4. Significance and Implications

• Resolution of the "Sharpness" Paradox: The paper reconciles the exact solvability (which predicts no shift/broadening in a single channel) with the sum-rule approach (which predicts a shift). It clarifies that the shift arises from the many-body equation of state and inter-channel summation, while the intra-channel spectral line remains sharp and unshifted.
• Experimental Predictions: The derived $Q^{-1}$ scaling and the specific functional form of the temperature dependence ($1/T$ tail) provide testable, parameter-free predictions for experiments.
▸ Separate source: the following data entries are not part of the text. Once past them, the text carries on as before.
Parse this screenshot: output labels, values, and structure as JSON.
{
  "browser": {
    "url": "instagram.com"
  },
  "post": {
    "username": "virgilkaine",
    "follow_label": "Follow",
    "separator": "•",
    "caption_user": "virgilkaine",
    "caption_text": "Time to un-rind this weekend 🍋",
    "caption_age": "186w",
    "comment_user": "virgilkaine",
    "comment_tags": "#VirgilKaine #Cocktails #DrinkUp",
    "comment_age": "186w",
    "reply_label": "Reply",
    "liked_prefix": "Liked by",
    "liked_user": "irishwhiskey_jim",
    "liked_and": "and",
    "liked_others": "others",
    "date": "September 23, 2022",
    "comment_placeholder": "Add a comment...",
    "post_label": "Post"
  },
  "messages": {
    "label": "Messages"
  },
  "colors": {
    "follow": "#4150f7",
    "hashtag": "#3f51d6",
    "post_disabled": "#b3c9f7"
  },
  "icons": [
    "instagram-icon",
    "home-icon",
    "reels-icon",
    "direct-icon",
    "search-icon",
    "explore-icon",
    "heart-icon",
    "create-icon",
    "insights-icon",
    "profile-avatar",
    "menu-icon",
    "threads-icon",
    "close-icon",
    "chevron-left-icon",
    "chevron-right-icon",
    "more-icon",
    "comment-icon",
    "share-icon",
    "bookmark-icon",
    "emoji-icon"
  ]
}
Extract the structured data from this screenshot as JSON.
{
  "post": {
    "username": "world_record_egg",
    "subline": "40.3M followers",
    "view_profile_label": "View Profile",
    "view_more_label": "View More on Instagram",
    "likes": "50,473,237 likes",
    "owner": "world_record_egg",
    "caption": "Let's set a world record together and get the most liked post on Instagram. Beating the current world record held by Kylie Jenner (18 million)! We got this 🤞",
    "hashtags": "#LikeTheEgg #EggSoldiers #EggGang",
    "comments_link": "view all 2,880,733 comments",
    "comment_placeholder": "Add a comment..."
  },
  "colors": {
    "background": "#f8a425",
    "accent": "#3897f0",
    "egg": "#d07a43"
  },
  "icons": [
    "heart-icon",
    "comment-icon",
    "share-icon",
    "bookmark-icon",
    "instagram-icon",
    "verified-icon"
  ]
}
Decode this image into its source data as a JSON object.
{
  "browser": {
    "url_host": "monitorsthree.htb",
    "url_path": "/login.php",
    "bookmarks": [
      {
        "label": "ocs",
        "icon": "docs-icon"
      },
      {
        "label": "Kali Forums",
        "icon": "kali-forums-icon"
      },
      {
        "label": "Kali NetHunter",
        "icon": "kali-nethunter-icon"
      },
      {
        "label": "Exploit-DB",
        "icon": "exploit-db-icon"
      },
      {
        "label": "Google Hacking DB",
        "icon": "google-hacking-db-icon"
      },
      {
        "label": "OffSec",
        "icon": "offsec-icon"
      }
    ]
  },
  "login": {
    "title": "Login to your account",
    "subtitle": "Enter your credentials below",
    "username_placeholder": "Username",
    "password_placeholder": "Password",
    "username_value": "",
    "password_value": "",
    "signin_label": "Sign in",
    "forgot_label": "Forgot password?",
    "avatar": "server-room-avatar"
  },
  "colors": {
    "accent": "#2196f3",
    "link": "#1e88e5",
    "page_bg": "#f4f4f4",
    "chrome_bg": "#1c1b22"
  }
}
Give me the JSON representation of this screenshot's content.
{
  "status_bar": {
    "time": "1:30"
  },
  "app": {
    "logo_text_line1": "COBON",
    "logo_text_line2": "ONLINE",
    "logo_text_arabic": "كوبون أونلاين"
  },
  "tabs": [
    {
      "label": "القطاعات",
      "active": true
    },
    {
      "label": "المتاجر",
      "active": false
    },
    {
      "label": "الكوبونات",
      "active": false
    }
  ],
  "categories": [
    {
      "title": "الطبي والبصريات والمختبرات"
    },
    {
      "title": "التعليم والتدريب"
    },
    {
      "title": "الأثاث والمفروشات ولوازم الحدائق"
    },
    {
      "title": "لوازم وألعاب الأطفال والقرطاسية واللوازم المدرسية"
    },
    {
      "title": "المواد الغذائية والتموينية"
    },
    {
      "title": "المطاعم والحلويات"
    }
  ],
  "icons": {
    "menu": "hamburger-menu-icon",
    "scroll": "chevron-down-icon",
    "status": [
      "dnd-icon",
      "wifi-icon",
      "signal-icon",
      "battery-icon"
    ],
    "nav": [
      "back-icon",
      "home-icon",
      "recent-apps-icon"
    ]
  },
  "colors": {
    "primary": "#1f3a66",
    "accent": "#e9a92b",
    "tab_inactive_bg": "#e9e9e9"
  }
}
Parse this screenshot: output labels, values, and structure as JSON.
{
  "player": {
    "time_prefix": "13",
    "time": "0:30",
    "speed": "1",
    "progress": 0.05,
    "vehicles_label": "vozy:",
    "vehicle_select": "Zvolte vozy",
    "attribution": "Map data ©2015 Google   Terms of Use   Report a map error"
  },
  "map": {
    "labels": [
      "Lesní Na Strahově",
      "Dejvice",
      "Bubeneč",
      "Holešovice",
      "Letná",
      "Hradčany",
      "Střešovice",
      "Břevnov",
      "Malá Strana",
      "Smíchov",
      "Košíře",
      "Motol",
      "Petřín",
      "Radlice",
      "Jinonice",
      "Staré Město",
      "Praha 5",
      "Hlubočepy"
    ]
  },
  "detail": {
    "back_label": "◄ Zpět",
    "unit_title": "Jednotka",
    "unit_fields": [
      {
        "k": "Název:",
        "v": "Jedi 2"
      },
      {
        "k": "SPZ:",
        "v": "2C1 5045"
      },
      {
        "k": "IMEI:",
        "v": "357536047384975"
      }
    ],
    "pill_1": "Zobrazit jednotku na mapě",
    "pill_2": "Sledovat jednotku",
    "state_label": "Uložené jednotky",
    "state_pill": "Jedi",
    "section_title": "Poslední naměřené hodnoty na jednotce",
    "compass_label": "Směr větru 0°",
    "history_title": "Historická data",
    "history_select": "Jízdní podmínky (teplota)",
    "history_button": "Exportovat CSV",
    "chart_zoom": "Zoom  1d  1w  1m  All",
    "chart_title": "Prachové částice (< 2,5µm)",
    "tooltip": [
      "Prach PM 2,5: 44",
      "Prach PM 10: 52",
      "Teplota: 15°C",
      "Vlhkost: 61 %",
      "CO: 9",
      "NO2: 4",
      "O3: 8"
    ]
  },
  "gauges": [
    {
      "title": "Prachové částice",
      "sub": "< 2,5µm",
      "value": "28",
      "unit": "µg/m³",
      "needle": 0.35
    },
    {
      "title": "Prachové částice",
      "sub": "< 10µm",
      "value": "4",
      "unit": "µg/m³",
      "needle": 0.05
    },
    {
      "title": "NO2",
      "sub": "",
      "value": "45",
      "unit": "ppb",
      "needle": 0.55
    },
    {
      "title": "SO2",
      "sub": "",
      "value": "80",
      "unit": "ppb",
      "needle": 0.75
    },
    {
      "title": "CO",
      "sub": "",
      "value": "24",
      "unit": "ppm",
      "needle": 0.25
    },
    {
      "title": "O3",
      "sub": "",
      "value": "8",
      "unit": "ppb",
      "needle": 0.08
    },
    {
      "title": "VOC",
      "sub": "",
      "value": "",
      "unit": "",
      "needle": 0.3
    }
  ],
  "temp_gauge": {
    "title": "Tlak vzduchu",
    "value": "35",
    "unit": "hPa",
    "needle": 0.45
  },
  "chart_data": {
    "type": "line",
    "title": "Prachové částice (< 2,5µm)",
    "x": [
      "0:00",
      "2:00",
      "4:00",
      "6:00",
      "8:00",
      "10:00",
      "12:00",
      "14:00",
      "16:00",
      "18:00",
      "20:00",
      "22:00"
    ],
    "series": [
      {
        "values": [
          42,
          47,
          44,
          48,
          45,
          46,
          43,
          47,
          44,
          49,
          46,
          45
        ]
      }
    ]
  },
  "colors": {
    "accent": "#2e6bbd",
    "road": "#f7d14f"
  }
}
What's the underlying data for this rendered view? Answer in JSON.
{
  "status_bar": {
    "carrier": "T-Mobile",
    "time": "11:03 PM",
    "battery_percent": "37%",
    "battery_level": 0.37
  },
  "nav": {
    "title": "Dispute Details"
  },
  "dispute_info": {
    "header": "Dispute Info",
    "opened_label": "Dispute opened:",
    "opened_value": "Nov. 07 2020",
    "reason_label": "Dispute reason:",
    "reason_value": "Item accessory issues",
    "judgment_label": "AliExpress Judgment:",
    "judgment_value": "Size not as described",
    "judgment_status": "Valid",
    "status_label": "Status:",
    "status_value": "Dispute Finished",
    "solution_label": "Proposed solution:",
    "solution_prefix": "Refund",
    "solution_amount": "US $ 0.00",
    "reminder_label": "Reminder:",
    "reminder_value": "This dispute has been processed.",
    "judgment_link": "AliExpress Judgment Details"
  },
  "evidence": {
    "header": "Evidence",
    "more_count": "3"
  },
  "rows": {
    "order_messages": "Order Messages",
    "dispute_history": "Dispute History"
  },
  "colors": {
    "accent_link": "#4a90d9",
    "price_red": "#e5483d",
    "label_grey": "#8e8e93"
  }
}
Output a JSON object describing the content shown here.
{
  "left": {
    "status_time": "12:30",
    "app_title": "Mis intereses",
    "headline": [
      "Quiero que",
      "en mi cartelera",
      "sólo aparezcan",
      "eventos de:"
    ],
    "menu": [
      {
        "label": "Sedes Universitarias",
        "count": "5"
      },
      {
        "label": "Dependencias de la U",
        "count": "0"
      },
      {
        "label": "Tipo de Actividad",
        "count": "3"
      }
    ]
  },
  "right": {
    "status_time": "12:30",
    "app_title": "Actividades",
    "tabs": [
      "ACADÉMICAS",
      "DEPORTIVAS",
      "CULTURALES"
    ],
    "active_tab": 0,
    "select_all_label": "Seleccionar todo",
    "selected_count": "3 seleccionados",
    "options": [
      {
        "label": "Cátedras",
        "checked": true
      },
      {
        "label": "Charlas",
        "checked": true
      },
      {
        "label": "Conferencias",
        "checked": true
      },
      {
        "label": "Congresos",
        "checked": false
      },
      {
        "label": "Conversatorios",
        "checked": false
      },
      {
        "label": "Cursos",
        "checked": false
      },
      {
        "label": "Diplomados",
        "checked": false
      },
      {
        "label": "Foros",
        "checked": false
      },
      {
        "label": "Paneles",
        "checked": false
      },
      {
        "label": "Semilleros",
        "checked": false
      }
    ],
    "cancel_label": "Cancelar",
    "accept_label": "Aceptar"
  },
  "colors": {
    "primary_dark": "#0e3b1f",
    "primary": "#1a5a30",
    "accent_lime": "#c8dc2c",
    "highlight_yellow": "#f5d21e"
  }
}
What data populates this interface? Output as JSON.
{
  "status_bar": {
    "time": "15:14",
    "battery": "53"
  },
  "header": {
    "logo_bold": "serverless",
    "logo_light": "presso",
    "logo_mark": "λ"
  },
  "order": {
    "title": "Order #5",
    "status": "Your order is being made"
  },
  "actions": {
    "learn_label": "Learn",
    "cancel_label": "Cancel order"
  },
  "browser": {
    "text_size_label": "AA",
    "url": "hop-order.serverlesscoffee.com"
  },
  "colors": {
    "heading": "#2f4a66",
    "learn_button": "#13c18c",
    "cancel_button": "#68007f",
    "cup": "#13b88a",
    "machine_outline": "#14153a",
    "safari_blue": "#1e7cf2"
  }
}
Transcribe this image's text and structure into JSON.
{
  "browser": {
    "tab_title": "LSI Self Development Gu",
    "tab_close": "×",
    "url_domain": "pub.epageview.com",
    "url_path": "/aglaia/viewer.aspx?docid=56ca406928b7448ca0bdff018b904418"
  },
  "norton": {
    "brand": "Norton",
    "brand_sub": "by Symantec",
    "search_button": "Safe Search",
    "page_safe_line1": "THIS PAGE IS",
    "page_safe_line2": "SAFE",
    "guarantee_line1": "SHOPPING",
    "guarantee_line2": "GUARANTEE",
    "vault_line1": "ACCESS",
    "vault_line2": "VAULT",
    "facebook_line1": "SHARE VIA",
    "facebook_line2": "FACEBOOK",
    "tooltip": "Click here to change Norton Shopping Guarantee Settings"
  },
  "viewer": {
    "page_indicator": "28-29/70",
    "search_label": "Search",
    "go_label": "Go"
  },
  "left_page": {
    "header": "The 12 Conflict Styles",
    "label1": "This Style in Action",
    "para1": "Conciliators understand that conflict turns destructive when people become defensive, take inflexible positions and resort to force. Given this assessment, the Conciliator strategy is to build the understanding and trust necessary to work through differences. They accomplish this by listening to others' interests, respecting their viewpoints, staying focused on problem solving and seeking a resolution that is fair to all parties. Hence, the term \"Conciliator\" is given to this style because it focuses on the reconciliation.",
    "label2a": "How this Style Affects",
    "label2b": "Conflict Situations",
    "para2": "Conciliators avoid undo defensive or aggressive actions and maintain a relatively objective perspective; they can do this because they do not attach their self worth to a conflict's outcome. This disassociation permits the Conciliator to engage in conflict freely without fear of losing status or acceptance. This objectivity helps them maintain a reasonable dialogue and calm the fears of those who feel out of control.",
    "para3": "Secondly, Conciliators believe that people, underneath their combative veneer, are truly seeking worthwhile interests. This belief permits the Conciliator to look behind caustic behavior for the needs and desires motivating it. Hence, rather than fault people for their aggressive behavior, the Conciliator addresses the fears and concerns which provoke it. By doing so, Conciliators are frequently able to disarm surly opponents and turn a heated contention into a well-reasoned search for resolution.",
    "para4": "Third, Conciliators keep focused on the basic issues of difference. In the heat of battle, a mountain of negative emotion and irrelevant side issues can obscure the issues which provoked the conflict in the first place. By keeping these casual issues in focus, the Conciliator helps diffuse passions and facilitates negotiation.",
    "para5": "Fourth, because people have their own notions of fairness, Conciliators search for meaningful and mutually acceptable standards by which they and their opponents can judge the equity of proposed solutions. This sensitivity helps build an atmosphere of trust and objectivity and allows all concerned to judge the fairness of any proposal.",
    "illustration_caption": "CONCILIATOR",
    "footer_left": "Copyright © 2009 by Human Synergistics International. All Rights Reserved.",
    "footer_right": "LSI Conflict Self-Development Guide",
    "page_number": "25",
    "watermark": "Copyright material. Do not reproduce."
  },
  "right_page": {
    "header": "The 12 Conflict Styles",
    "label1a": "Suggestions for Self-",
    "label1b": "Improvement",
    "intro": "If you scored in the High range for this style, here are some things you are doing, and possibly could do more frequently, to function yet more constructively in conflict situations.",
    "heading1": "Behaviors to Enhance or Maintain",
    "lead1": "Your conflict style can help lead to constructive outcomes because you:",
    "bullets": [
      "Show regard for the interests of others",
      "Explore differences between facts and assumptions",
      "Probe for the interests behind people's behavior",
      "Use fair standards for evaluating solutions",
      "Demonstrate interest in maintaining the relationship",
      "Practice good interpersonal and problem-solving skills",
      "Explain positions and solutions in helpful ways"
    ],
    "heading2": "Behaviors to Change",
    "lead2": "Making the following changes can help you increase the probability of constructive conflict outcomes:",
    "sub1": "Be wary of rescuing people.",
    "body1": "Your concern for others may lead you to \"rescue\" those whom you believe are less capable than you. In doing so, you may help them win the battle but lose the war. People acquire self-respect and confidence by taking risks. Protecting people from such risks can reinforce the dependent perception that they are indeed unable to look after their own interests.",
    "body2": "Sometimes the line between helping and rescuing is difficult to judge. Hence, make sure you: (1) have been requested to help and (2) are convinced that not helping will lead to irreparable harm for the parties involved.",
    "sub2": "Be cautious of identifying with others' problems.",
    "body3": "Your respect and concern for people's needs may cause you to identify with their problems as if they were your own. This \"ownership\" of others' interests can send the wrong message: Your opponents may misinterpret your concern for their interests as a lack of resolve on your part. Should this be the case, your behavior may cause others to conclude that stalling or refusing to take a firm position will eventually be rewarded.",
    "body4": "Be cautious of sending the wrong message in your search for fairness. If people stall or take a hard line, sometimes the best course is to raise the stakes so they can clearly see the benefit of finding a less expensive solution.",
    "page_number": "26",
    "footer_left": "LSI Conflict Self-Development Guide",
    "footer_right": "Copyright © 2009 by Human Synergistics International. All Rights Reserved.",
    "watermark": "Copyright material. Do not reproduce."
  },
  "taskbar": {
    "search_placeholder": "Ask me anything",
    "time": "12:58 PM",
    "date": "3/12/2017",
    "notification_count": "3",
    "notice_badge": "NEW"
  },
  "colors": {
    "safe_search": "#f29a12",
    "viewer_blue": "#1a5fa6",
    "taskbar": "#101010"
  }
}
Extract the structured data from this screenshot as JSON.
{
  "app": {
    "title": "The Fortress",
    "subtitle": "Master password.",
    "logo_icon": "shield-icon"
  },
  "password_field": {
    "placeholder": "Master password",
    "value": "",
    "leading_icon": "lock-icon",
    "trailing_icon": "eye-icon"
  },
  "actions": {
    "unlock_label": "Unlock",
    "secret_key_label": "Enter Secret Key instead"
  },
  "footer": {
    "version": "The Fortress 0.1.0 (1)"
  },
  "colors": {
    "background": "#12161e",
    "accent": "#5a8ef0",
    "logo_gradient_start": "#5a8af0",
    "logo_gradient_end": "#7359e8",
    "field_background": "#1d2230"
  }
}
These can be verified by measuring breathing modes in state-resolved few-body systems (e.g., optical tweezers) or by analyzing temperature scans in many-body gases after calibrating the coefficient $\kappa_s$.
• Robustness: The results hold for any real $s > 0$. While the mathematical identities extend formally to 3D, the physical interpretation in 3D requires care due to $q$-dependent contact corrections in the full 3D theory, which are not captured by the single-channel model alone.
• Anisotropy: The paper discusses that weak trap anisotropy preserves the radial selection rule ($\Delta q = \pm 1$) within a channel but mixes different angular channels, suggesting the single-channel results are robust approximations for weakly anisotropic traps.

In summary, this work provides a rigorous mathematical foundation for the breathing mode in trapped gases, proving that the quantum anomaly does not broaden the spectral line within a single channel and offering a precise, scalable framework for interpreting experimental shifts via sum-rules.